Some 612,000 people moved to the UK during the 12 months to March, while 385,000 people emigrated, reducing net immigration to 226,000, its lowest since the 12 months to the end of December 2013, the Office for National Statistics said.

The data is based on a new experimental series that aims to reduce previous flaws that led to an undercounting of EU long-term immigrants and overestimating how many non-EU students remained in Britain after their studies.

Even after these adjustments, net inflows of non-EU migrants remain close to the record high of 236,000 set in the 12 months to September 2018, at 219,000 in the year to March.

However, the net number of EU immigrants appears to have fallen sharply, to 59,000 in the year to March from a peak of 218,000 in 2015.

This is one of the lowest figures in the past 10 years, though comparisons are approximate as the ONS has so far only applied its latest, more accurate estimation techniques to EU migration data from before June 2016.

Immigration to Britain from the rest of the European Union surged after the euro zone debt crisis in 2012, as southern Europeans sought better job opportunities in Britain, on top of east Europeans seeking higher wages.

Madeleine Sumption, director of the University of Oxford's Migration Observatory, said the data pointed to a return to the pre-financial crisis trend in net EU migration, and widespread departures of current EU residents in Britain looked unlikely.

"EU emigration (is) still significant but now stable - and not the 'mass post-Brexit exodus' some talked about. Perhaps not surprising - most EU citizens (are) now resident here for a while, so are quite settled," she said.

Immigration from outside the EU, which Britain's government has much more legal control over, has steadily risen after a dip in the middle of the decade, despite a British government goal to cut total net immigration to under 100,000 a year.
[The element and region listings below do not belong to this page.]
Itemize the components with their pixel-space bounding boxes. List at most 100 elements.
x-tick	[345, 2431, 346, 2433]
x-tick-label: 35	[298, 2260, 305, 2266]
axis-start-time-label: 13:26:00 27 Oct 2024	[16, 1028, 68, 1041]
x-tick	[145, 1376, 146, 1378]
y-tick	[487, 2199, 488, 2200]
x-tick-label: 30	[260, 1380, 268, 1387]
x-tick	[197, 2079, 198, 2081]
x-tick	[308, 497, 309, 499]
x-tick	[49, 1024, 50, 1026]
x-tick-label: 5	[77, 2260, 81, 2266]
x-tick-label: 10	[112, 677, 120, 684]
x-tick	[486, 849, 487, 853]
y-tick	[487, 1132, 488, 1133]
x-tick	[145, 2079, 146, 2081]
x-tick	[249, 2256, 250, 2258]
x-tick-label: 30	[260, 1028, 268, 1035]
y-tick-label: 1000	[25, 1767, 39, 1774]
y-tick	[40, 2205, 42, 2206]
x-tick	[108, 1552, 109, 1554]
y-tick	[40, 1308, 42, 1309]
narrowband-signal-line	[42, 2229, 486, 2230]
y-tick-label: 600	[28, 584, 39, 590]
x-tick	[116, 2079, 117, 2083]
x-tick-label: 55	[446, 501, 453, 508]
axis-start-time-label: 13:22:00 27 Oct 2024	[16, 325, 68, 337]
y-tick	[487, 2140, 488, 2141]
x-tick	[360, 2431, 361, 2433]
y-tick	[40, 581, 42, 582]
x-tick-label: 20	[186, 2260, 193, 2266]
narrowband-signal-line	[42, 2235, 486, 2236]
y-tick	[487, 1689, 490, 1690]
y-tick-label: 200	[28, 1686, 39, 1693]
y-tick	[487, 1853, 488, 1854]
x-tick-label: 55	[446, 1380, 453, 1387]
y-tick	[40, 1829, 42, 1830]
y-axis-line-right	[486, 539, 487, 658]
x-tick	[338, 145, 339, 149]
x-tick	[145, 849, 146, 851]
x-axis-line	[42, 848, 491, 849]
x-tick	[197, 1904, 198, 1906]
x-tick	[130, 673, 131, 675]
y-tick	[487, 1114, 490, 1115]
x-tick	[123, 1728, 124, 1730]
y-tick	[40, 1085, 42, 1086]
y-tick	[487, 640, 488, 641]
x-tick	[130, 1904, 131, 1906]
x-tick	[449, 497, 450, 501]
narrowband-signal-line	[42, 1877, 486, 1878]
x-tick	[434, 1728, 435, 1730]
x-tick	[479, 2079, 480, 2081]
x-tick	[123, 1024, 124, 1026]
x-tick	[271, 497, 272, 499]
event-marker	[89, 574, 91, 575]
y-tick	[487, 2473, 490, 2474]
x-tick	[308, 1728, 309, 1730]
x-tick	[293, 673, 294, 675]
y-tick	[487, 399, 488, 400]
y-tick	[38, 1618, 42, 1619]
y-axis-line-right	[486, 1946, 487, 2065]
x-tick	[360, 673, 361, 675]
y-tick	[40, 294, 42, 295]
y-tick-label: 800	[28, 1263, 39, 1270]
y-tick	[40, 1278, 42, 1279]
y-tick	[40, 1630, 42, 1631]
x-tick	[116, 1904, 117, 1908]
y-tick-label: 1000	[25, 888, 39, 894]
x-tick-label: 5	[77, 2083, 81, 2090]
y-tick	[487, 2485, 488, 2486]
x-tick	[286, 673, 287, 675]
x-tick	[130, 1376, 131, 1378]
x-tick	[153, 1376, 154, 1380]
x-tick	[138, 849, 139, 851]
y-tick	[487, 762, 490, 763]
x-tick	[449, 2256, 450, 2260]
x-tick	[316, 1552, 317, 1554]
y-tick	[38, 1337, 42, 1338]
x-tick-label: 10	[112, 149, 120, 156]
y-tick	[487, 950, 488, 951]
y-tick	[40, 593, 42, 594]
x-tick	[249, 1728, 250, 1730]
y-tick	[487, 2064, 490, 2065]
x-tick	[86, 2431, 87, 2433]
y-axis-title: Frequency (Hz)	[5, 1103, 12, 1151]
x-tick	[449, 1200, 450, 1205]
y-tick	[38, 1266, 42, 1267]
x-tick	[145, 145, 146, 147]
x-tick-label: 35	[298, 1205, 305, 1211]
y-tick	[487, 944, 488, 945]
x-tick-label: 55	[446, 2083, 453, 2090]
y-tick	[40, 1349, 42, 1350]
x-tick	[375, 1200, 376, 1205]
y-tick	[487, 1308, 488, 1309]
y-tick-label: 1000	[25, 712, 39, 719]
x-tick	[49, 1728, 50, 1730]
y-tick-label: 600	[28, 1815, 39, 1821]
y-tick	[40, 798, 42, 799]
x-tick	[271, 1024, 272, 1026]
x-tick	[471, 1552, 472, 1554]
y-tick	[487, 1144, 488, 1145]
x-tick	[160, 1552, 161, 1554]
Johnson has said that after Brexit, future immigrants from the EU will be subject to a "skills-based" test similar to that applied by Australia, as well as criminal record checks.

MigrationWatch, a group that wants less immigration, said after today's figures that inflows of immigrants were still "far too high" and that Brexit was a "golden opportunity" to impose greater controls.

A June 2019 poll by market researchers ICM showed that 53 per cent of Britons wanted to reduce immigration, while only 13 per cent wanted an increase. However, only 21 per cent of respondents had a strongly negative view of immigration - slightly fewer than were strongly positive - and most were fairly indifferent.